Capítulo 1: Click.
Cientos de personas fotografíaban el parque Griffith día a día.
Un artículo que Emily había leído hacía poco arrojaba que se capturaban cerca de veinte fotos por minuto en aquel emblemático paraje. Eran cientos los turistas, profesionales y aficionados que sostenían frente a ellos toda clase de artilugios y artefactos que se apoderan de un instante en la vida con el simple movimiento del dedo índice sobre un botón.
Click.
Hollywood Hills en tu álbum vacacional. Holywood Hills en tu pared de corcho.
Se podría proclamar el cliché más común de todos, y a ella no le avergonzaba admitir que era parte de él.
Adaptó el ajuste de la cámara para la cantidad de luz que el cielo de las nueve de la mañana le ofrecía, midió la profundidad de campo y, tras cerciorarse de que el enfoque era el que deseaba, apretó el botón, uniéndose al coro de clics que llenaban el ambiente más que las palabras.
Observó el resultado obtenido y sonrió conforme. Le faltaba algo para ser lo que buscaba, pero se sentía más cerca del objetivo que las semanas anteriores.
Se levantó del suelo e intentó sacarse el verdín del pasto que le había quedado adherido en las rodillas sin tener mucho éxito. No le dio importancia tampoco, caminó hasta el árbol donde había dejado apoyada su bicicleta nueva y guardó forma cuidadosa la cámara fotográfica dentro de la mochila que descansaba sobre el reluciente canasto.
Se la había regalado su mejor amigo apenas si el día anterior —el cinco de septiembre, día en el que se cumplieron veintidós años de su existencia— y en una confesión precipitada, ya aseguraba amar al rodado.
El mismo era digno de fotografiar desde todos los ángulos posibles; era una bicicleta femenina y sofisticada, lo primero femenino y sofisticado que tenía en toda su vida, con los relucientes tubos del cuadro blancos con lunares a colores resplandeciendo bajo la luz de la mañana. Podía pasarse horas contemplándola y siempre le encontraría un nuevo detalle que solo le brindaría más perfección.
Era todo un sueño hecho bicicleta.
Le ofreció una sonrisa involuntaria, como si aquella conjunción de fierros fuera consciente del cariño que le profesaba su nueva dueña. Tenía valor sentimental, claro está, se la había regalado Jamie Lane.
Él mismo le había atado el torpe lazo rojo en medio del manubrio justo antes del canasto donde, según palabras del chico, debía viajar Norberto.
Claro que un mal arriado gato obeso de siete años, que con dificultad salía del reducido apartamento donde vivía la chica, no querría subirse al canasto de una bicicleta, mucho menos para ser llevado en él.
Sacó el teléfono de la mochila y leyó en la rayada pantalla el «Buen día, Bestia» que le mandaba su padre desde algún desconocido lugar de Colorado, quizá filmando punto por punto las montañas Rocosas, el Pico Pike o el Jardín de los Dioses, tal cual ella fotografiaba el Parque Griffith.
«Buen día, Pops» tecleó en el curtido y borroneado querty. Debía ser la única persona en todo Estados Unidos que poseía un teléfono con botones e ignoraba el funcionamiento del WhastsApp. Prefería gastar su saldo en comunicarse con las personas que en realidad lo merecieran y no poseer una herramienta gratuita para comunicarse con gente a la que ni siquiera tenía en estima.

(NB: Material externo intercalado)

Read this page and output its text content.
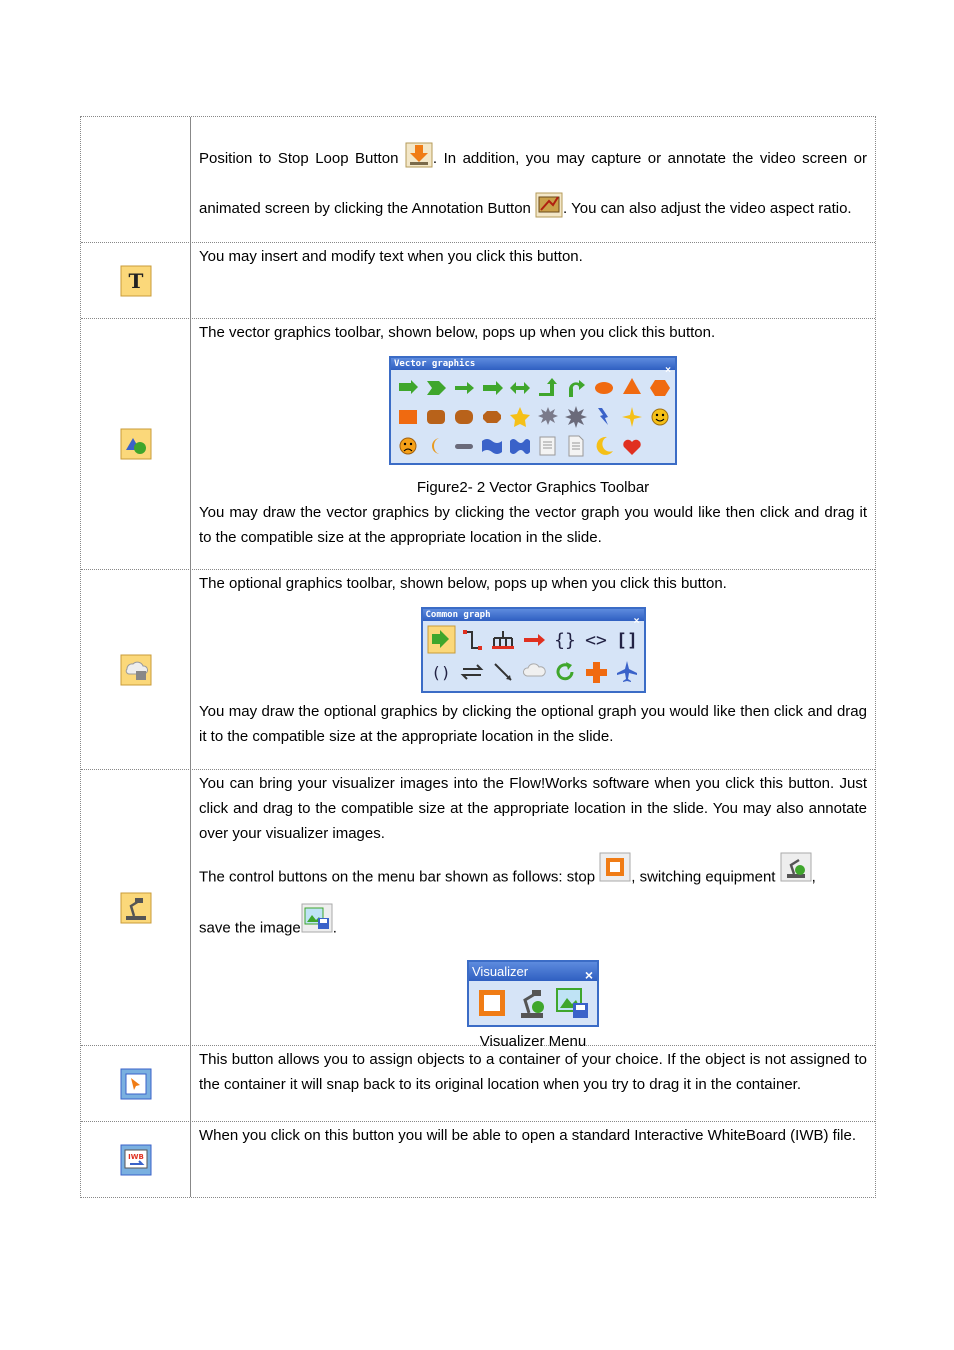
Position to Stop Loop Button . In addition, you may capture or annotate the video screen or animated screen by clicking the Annotation Button . You can also adjust the video aspect ratio.
T
You may insert and modify text when you click this button.
The vector graphics toolbar, shown below, pops up when you click this button.
Vector graphics
×
Figure2- 2 Vector Graphics Toolbar
You may draw the vector graphics by clicking the vector graph you would like then click and drag it to the compatible size at the appropriate location in the slide.
The optional graphics toolbar, shown below, pops up when you click this button.
Common graph
×
{} <> []
()
You may draw the optional graphics by clicking the optional graph you would like then click and drag it to the compatible size at the appropriate location in the slide.
You can bring your visualizer images into the Flow!Works software when you click this button. Just click and drag to the compatible size at the appropriate location in the slide. You may also annotate over your visualizer images.
The control buttons on the menu bar shown as follows: stop , switching equipment ,
save the image .
Visualizer	×
Visualizer Menu
This button allows you to assign objects to a container of your choice. If the object is not assigned to the container it will snap back to its original location when you try to drag it in the container.
IWB
When you click on this button you will be able to open a standard Interactive WhiteBoard (IWB) file.
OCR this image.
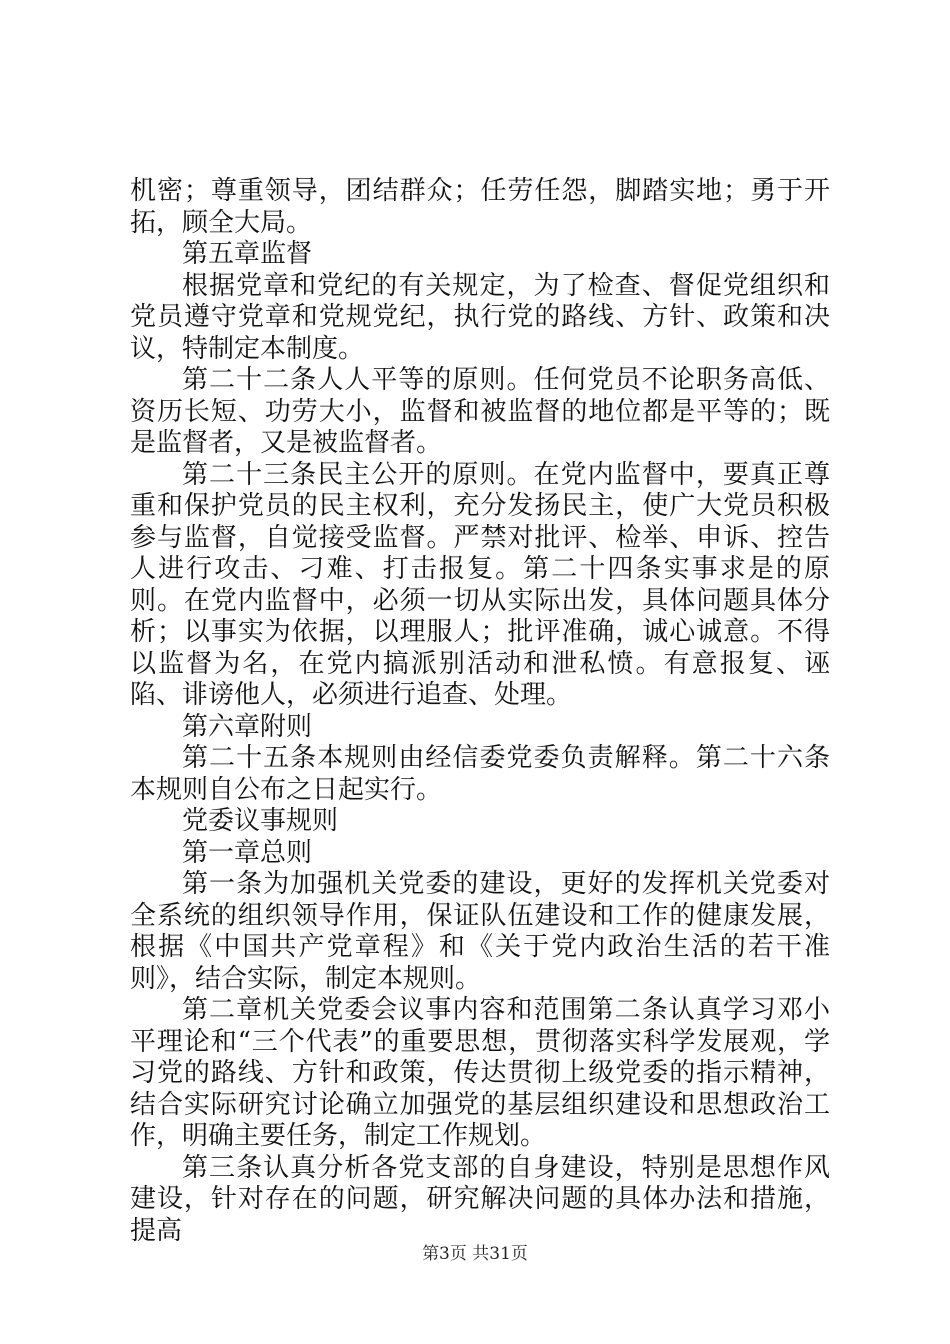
机密；尊重领导，团结群众；任劳任怨，脚踏实地；勇于开拓，顾全大局。

第五章监督

根据党章和党纪的有关规定，为了检查、督促党组织和党员遵守党章和党规党纪，执行党的路线、方针、政策和决议，特制定本制度。

第二十二条人人平等的原则。任何党员不论职务高低、资历长短、功劳大小，监督和被监督的地位都是平等的；既是监督者，又是被监督者。

第二十三条民主公开的原则。在党内监督中，要真正尊重和保护党员的民主权利，充分发扬民主，使广大党员积极参与监督，自觉接受监督。严禁对批评、检举、申诉、控告人进行攻击、刁难、打击报复。第二十四条实事求是的原则。在党内监督中，必须一切从实际出发，具体问题具体分析；以事实为依据，以理服人；批评准确，诚心诚意。不得以监督为名，在党内搞派别活动和泄私愤。有意报复、诬陷、诽谤他人，必须进行追查、处理。

第六章附则

第二十五条本规则由经信委党委负责解释。第二十六条本规则自公布之日起实行。

党委议事规则

第一章总则

第一条为加强机关党委的建设，更好的发挥机关党委对全系统的组织领导作用，保证队伍建设和工作的健康发展，根据《中国共产党章程》和《关于党内政治生活的若干准则》，结合实际，制定本规则。

第二章机关党委会议事内容和范围第二条认真学习邓小平理论和“三个代表”的重要思想，贯彻落实科学发展观，学习党的路线、方针和政策，传达贯彻上级党委的指示精神，结合实际研究讨论确立加强党的基层组织建设和思想政治工作，明确主要任务，制定工作规划。

第三条认真分析各党支部的自身建设，特别是思想作风建设，针对存在的问题，研究解决问题的具体办法和措施，提高

第3页 共31页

Tiró el celular dentro de la mochila y la cerró a los tirones, la funda interna estaba deshilachada y solía entorpecer el cierre con los girones salientes. Su tía le había regalado una nueva para su cumpleaños, pero el correo estaba atascado y la encomienda aún no había tocado su puerta. Si tía Beverly se enteraba, ya estaría haciéndole un juicio a la empresa de correos, a los carteros y a sus esposas.
Subió a la bicicleta y emprendió viaje por la zigzagueante carretera que conducía fuera del parque. Echándole un último vistazo al observatorio Griffith antes de disponerse a darle una pequeña visita a su mejor amigo previo a entrar a su trabajo.
El día se presentaba despejado, eran los últimos del verano y Emily aprovechaba para pasarlos con Jamie, su piscina de seis metros por tres y el increíble aire acondicionado de su enorme y lujosa casa. Una rutina que llevaban desde hacía casi cinco años, cuando, para ayudar un poco a su economía, se había anotado en un nuevo programa de apoyo escolar a niños de grados inferiores en la escuela donde había sido becada y cursaba su último año.